Nós desabamos na cama, um emaranhado de membros e respirações irregulares, os lábios de Heitor pressionados contra a minha nuca. Por um longo momento, só se ouvia o som de nossos batimentos cardíacos diminuindo, o escorrer pegajoso de suor, saliva e sêmen entre nós. Então Heitor deu uma risada baixa e rouca. Eu também ri, sem fôlego, virando a cabeça para capturar a boca de Heitor em um beijo lento e obsceno.

— Valeu a pena.

Quando finalmente repousamos as testas uma na outra, o silêncio depois foi quase doloroso, carregado não de culpa, mas de uma verdade difícil de engolir. Não havia triunfo ali. Eu permaneci com o rosto escondido no peito de Heitor por alguns segundos. Heitor me segurava com força quieta, não dominadora, quase frágil.

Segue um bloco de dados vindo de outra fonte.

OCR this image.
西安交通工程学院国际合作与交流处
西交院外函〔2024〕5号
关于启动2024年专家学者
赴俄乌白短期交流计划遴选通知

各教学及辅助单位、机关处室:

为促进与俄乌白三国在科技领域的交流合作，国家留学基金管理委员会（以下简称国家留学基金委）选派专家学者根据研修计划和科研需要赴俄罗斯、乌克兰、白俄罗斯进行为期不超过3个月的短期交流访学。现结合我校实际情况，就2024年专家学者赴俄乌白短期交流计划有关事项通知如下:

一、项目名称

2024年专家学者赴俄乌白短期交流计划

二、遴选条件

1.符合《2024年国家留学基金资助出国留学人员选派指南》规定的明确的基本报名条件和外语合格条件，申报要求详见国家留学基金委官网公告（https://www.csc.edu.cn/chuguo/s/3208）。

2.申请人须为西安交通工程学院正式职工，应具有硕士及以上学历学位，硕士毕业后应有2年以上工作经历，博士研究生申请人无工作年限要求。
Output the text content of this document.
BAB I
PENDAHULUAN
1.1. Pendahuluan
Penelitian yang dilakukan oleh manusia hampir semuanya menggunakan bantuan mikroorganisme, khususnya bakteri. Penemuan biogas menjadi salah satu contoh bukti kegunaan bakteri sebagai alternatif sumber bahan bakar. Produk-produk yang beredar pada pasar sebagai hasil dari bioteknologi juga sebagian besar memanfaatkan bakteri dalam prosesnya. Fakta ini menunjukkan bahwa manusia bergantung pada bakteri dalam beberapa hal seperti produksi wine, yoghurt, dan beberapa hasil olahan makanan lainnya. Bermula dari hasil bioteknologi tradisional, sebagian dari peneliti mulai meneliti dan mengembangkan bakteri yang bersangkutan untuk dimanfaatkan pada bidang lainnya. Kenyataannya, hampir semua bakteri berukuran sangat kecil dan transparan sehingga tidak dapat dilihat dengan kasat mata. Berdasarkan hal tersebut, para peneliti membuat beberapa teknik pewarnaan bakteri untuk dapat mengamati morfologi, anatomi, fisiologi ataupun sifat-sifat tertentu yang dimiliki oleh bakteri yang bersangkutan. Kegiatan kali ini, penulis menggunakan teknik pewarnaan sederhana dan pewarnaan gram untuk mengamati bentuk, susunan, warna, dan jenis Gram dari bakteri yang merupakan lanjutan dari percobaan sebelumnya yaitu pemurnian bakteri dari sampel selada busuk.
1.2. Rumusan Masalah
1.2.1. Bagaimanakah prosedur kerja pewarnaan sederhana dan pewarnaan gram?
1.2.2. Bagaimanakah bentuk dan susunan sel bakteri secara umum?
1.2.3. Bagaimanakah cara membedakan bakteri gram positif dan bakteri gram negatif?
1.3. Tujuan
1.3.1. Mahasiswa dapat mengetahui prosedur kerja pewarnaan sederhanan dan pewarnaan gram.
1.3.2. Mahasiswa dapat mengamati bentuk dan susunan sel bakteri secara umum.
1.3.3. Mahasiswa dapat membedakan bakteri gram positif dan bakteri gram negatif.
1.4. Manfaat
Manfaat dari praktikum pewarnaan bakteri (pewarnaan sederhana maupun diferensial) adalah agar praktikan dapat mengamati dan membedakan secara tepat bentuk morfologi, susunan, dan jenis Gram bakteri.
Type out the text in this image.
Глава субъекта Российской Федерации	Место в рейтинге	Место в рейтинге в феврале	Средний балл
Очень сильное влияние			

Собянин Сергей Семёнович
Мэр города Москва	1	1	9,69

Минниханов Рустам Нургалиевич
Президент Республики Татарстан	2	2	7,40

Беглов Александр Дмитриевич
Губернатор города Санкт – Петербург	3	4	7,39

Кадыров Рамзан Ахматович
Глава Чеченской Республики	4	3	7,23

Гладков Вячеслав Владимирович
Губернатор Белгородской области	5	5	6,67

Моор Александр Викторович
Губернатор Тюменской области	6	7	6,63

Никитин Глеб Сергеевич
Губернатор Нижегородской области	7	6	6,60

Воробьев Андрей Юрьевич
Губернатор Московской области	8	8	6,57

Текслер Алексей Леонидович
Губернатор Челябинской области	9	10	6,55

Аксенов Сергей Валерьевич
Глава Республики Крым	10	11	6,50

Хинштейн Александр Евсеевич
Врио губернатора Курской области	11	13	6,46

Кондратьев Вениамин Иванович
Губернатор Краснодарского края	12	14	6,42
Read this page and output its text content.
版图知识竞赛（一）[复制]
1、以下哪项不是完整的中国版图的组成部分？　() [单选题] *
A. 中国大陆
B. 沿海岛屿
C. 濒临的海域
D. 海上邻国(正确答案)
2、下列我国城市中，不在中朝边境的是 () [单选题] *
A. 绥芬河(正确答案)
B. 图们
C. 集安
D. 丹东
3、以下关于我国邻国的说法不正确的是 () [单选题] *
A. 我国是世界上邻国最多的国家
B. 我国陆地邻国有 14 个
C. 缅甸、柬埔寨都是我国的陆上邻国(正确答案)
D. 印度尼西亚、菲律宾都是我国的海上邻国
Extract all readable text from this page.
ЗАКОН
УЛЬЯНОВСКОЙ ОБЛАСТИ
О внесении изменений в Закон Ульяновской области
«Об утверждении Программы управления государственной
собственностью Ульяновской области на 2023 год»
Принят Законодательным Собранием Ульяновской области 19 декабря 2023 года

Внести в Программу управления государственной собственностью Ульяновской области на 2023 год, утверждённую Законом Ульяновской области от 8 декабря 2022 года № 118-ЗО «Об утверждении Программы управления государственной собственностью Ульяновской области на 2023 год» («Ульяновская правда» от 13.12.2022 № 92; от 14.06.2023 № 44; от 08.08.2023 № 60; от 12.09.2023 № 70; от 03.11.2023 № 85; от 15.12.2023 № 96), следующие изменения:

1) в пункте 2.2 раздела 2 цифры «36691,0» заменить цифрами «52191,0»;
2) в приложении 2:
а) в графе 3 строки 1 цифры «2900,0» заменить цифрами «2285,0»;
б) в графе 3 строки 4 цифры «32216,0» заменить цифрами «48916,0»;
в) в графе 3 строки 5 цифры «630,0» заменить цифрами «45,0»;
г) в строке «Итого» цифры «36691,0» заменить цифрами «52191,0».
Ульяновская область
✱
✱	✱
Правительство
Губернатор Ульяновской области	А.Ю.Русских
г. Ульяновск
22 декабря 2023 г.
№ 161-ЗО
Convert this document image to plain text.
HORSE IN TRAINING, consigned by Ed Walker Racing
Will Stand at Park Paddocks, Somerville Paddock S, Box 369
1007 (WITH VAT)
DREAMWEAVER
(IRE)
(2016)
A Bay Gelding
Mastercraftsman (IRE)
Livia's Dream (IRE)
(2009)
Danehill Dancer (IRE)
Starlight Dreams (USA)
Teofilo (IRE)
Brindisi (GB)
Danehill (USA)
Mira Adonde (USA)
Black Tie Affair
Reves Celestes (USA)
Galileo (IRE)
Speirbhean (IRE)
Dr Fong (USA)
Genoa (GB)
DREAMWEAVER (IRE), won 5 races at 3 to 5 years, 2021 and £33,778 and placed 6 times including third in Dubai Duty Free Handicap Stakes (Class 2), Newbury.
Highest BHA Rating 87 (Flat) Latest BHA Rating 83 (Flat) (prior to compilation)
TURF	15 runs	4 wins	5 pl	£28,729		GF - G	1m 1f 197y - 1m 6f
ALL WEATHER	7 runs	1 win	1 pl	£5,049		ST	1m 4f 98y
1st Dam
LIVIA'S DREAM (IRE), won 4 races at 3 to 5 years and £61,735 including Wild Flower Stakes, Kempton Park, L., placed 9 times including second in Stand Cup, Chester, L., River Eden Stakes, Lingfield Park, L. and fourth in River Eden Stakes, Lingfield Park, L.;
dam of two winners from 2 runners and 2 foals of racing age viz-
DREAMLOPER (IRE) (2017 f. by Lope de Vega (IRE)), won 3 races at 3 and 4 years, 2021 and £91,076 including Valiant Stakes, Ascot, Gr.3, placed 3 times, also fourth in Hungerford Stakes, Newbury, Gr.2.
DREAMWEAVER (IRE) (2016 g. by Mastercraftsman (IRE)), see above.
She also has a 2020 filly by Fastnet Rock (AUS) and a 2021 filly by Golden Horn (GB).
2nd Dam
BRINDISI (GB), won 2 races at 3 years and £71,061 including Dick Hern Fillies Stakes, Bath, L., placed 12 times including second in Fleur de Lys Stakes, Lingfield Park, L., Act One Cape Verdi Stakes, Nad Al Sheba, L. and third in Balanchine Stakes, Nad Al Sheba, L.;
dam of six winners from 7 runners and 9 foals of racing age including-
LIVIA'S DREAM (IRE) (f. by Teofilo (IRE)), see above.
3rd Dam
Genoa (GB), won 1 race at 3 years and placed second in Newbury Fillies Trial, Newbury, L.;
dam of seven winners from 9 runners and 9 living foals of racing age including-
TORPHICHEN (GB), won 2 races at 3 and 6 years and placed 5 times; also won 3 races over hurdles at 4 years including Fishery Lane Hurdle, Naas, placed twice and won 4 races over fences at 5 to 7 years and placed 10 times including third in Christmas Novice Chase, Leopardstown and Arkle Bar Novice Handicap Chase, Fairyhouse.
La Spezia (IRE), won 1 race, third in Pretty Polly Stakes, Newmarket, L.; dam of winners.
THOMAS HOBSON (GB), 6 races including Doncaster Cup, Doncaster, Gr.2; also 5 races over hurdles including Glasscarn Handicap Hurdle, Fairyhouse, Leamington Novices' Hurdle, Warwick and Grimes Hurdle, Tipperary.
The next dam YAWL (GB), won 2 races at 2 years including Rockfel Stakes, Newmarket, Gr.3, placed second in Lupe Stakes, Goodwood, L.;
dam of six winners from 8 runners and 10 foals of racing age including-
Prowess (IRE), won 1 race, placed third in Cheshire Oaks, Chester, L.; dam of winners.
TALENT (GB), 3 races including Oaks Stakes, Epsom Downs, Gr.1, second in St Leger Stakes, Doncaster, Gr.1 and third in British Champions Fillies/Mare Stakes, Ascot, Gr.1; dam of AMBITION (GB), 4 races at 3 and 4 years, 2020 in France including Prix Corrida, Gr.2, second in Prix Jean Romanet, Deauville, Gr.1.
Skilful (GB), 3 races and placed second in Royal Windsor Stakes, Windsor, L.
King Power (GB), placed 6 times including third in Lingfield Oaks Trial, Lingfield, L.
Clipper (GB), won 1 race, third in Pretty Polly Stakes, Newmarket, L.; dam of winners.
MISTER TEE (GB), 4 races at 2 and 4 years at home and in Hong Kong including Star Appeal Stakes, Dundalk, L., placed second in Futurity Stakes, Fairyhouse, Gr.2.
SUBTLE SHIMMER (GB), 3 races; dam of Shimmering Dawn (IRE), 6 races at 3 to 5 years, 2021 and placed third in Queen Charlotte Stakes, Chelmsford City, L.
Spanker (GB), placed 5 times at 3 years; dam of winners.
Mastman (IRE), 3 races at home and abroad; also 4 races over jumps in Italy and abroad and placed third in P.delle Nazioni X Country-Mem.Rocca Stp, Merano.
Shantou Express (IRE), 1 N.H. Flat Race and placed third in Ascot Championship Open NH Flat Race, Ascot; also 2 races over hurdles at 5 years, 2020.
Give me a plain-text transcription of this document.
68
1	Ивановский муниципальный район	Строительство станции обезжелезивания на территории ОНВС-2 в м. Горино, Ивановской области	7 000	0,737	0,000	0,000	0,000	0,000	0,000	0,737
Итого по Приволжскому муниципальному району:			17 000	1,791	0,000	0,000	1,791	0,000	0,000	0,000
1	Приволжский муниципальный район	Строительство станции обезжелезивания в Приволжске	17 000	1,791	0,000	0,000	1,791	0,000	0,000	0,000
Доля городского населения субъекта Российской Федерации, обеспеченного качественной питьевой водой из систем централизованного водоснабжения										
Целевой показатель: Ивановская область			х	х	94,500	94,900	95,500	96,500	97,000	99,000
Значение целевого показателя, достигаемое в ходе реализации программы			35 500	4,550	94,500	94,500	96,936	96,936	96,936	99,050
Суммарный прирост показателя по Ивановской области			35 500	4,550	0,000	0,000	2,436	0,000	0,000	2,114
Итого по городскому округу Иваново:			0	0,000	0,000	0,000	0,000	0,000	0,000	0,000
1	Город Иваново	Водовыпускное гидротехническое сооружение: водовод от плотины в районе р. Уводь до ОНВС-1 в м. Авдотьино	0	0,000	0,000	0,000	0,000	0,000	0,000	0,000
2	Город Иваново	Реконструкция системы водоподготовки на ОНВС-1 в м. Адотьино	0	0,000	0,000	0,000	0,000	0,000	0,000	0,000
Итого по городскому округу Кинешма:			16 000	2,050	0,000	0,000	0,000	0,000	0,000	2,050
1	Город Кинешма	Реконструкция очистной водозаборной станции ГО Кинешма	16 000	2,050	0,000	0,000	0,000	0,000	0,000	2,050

— Isso não conserta nada — eu disse, num fio de voz.

— Eu sei — Heitor respondeu.

— Mas também não é mentira.

— Não — ele concordou.

E talvez essa fosse a parte mais perigosa. E pela primeira vez, nós dois sabíamos a mesma coisa ao mesmo tempo.

Heitor me deixou em casa. Nenhuma promessa. Nenhuma ruptura. Nenhuma mentira. Apenas algo mais perigoso: nós ainda nos amávamos, mas agora sabíamos o preço.